Set parallel_tool_calls: true to let the model call multiple functions in one response:
import os
from openai import OpenAI

client = OpenAI(
    api_key=os.environ["AURIKO_API_KEY"],
    base_url="https://api.auriko.ai/v1"
)

response = client.responses.create(
    model="gpt-4o",
    input="What's the weather in Tokyo and London?",
    tools=[{
        "type": "function",
        "name": "get_weather",
        "description": "Get current weather for a location",
        "parameters": {
            "type": "object",
            "properties": {
                "location": {"type": "string", "description": "City name"}
            },
            "required": ["location"]
        }
    }],
    parallel_tool_calls=True
)

for item in response.output:
    if item.type == "function_call":
        print(f"{item.name}({item.arguments})")

Control tool choice

Set tool_choice to control when the model calls tools:
import os
from openai import OpenAI

client = OpenAI(
    api_key=os.environ["AURIKO_API_KEY"],
    base_url="https://api.auriko.ai/v1"
)

response = client.responses.create(
    model="gpt-4o",
    input="What's the weather in Tokyo?",
    tools=[{
        "type": "function",
        "name": "get_weather",
        "description": "Get current weather for a location",
        "parameters": {
            "type": "object",
            "properties": {
                "location": {"type": "string", "description": "City name"}
            },
            "required": ["location"]
        }
    }],
    tool_choice="required"
)

print(response.output[0].type)
"auto" (default) lets the model decide. "required" forces a tool call. "none" prevents tool calls. {"type": "function", "name": "get_weather"} forces a specific function.

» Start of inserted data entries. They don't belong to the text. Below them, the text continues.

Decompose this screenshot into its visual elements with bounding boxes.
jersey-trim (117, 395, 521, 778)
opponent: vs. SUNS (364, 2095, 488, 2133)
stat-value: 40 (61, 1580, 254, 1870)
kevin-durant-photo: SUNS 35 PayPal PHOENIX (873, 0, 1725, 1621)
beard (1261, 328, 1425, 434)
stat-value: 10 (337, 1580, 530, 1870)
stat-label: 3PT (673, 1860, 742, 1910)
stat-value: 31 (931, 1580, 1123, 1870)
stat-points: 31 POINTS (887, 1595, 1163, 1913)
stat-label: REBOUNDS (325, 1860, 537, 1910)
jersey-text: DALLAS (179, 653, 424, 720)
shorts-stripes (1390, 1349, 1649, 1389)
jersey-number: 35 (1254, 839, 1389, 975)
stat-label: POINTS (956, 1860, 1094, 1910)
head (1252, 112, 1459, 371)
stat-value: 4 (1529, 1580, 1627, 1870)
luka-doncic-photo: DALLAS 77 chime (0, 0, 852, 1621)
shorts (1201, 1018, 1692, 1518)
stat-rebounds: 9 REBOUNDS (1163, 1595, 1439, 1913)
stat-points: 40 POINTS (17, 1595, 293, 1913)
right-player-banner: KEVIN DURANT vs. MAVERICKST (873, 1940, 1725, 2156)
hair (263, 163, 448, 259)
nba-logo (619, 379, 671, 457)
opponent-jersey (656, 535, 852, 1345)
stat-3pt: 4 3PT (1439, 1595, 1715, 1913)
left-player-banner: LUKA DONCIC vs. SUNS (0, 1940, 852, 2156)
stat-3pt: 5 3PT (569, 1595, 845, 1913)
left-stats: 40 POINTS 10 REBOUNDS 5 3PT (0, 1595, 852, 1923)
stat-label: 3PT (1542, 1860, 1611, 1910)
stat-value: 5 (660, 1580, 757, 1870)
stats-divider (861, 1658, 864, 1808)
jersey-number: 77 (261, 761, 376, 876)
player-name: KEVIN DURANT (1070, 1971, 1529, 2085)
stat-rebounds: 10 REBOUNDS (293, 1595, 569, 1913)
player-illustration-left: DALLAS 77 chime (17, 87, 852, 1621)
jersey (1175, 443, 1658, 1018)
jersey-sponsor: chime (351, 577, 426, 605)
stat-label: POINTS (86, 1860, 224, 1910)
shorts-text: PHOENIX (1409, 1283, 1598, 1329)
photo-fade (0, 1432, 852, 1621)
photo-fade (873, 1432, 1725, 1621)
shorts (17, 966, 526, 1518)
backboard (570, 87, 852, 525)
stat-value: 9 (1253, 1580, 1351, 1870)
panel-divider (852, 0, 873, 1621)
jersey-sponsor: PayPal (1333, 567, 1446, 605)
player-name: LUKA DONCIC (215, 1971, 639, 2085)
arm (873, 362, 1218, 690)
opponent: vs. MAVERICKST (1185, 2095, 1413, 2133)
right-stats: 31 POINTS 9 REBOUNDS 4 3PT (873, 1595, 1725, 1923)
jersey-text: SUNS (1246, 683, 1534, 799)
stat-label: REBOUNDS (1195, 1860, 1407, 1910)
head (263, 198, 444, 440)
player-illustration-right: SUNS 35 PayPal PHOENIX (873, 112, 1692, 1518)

See Tool Calling guide for provider-specific behavior.

Stream tool calls

Stream function call arguments as they’re generated:
import os
from openai import OpenAI

client = OpenAI(
    api_key=os.environ["AURIKO_API_KEY"],
    base_url="https://api.auriko.ai/v1"
)

stream = client.responses.create(
    model="gpt-4o",
    input="What's the weather in Tokyo?",
    tools=[{
        "type": "function",
        "name": "get_weather",
        "description": "Get current weather for a location",
        "parameters": {
            "type": "object",
            "properties": {
                "location": {"type": "string", "description": "City name"}
            },
            "required": ["location"]
        }
    }],
    stream=True
)

for event in stream:
    if event.type == "response.function_call_arguments.delta":
        print(event.delta, end="", flush=True)
    elif event.type == "response.function_call_arguments.done":
        print(f"\nComplete: {event.arguments}")
The .done event includes the complete arguments string, so you don’t need to reassemble delta chunks.